Performance characterization of three coils for whole brain and/or cervical spinal cord MRI at 7T
D Rangaprakash1, Bastien Guerin1, Jason P Stockmann1, Markus W May2, Nibardo Lopez Rios3, Kyle M Gilbert4, Yulin Chang5, Lawrence L Wald1,6, Julien Cohen-Adad3,7,8, Boris Keil1,2, and Robert L Barry1,6
1Athinoula A. Martinos Center for Biomedical Imaging, Massachusetts General Hospital, Harvard Medical School, Boston, MA, United States, 2Institute of Medical Physics and Radiation Protection, University of Applied Sciences Mittelhessen, Giessen, Germany, 3NeuroPoly Lab, Institute of Biomedical Engineering, Polytechnique Montreal, Montreal, QC, Canada, 4Centre for Functional and Metabolic Mapping, The University of Western Ontario, London, ON, Canada, 5Siemens Medical Solutions USA Inc., Malvern, PA, United States, 6Harvard-Massachusetts Institute of Technology Division of Health Sciences & Technology, Cambridge, MA, United States, 7Functional Neuroimaging Unit, CRIUGM, Université de Montréal, Montreal, QC, Canada, 8Mila – Quebec AI Institute, Montreal, QC, Canada
Several neurological diseases affect both the brain and spinal cord. 7T MRI enables better imaging of the narrow cord as well as single-subject prediction using fMRI. However, concurrent brain-cord 7T imaging requires a coil with good SNR and acceleration capabilities in both head and neck, which has been unavailable.
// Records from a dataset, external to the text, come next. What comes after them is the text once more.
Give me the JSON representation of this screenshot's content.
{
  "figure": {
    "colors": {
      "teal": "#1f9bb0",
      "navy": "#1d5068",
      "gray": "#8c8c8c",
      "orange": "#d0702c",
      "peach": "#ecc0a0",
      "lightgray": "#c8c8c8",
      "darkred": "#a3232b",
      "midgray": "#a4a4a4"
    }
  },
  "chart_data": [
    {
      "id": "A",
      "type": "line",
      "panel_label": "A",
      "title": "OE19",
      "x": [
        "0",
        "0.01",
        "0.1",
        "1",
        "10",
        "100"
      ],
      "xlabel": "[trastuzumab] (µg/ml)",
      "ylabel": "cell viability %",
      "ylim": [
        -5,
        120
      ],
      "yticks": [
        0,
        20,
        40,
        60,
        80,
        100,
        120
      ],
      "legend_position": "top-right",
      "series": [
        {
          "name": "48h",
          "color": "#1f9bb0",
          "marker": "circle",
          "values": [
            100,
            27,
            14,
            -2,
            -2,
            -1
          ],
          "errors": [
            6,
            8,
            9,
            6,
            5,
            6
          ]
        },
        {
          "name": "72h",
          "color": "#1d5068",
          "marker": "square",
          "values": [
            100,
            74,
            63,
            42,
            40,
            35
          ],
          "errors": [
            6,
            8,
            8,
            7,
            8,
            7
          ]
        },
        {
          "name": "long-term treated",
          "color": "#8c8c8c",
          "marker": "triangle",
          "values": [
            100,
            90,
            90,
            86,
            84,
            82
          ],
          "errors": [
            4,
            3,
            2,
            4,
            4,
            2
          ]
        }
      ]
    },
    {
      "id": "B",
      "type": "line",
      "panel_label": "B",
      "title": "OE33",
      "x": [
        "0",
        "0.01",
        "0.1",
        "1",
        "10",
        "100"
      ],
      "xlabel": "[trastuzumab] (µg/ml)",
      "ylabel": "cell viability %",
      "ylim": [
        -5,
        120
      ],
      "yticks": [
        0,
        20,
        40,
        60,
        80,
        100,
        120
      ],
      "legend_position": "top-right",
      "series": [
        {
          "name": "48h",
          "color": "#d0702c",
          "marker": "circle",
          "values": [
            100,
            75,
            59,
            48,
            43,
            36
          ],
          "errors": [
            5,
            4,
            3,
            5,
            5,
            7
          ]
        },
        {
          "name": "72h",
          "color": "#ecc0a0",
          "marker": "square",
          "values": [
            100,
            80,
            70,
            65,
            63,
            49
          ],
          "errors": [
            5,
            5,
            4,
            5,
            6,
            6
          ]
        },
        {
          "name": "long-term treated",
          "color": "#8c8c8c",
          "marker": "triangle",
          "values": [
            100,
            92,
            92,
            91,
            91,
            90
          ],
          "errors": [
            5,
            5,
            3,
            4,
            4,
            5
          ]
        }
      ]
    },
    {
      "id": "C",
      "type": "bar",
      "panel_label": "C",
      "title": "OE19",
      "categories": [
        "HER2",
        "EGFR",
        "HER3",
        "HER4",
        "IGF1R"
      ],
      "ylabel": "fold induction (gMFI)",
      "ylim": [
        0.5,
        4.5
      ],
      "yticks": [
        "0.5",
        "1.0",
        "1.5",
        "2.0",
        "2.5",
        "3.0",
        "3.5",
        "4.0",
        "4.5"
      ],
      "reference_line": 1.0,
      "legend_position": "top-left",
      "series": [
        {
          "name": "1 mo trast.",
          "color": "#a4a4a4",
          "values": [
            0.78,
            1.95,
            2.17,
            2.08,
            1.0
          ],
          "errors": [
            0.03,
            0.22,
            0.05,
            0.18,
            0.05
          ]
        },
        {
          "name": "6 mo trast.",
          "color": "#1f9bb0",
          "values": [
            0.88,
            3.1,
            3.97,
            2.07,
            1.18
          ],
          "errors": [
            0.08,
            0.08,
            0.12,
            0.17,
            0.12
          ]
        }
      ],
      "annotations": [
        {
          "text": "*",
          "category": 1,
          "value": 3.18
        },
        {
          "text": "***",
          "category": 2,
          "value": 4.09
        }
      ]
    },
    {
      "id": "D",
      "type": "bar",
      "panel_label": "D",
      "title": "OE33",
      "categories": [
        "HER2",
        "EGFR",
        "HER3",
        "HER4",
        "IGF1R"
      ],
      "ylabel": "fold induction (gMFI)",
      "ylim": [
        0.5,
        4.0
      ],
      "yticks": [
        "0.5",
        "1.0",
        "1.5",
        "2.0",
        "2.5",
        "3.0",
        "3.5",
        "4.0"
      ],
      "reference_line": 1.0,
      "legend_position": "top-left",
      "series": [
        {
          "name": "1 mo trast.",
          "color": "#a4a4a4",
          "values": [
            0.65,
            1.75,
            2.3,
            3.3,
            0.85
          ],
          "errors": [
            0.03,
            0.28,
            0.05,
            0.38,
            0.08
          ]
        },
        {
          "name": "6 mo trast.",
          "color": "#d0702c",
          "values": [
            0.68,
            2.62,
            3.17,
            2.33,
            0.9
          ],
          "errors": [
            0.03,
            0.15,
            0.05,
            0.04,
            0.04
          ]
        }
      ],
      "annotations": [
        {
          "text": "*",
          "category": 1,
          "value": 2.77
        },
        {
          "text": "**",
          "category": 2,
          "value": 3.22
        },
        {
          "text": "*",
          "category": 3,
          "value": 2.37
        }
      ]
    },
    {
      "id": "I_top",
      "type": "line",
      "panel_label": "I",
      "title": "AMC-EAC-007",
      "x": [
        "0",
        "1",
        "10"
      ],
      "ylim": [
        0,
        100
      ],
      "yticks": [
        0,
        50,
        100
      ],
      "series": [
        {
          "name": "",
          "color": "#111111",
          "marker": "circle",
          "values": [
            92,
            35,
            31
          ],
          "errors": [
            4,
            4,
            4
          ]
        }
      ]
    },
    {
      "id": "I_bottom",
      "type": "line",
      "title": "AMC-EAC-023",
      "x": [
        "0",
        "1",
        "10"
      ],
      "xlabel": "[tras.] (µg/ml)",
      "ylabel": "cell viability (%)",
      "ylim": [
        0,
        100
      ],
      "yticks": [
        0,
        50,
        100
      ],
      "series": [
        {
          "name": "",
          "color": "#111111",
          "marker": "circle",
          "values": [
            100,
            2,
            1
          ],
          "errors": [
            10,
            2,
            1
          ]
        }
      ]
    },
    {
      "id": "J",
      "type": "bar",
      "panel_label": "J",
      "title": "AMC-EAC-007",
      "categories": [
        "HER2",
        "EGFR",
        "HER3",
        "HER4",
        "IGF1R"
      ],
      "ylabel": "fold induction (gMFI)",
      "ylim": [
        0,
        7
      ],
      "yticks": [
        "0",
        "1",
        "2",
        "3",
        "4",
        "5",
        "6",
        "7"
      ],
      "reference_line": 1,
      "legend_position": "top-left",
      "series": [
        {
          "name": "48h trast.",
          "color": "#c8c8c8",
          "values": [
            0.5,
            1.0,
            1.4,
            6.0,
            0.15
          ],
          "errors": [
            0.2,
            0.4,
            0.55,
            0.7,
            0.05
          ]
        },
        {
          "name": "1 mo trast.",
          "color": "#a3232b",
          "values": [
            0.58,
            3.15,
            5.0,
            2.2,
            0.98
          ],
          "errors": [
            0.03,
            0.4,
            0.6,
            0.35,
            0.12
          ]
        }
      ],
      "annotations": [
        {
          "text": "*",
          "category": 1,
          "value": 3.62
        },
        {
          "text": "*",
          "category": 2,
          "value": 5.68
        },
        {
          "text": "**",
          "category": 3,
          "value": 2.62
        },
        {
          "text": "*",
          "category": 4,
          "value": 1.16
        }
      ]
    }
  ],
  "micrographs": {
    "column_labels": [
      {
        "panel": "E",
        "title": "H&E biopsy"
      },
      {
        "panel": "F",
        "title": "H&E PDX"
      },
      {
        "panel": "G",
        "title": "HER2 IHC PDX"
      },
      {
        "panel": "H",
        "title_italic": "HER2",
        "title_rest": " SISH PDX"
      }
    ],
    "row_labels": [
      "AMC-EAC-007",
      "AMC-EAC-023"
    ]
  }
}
To overcome this, we performed flip-angle, SNR, g-factor and tSNR characterization of a custom-built 16Tx/64Rx head/neck radiofrequency coil. We also compared it against a custom-built 8Tx/20Rx cervical spine coil as well as a commercial 8Tx/32Rx brain coil. This hardware will pave the way for concurrent brain-cord 7T MRI in the future.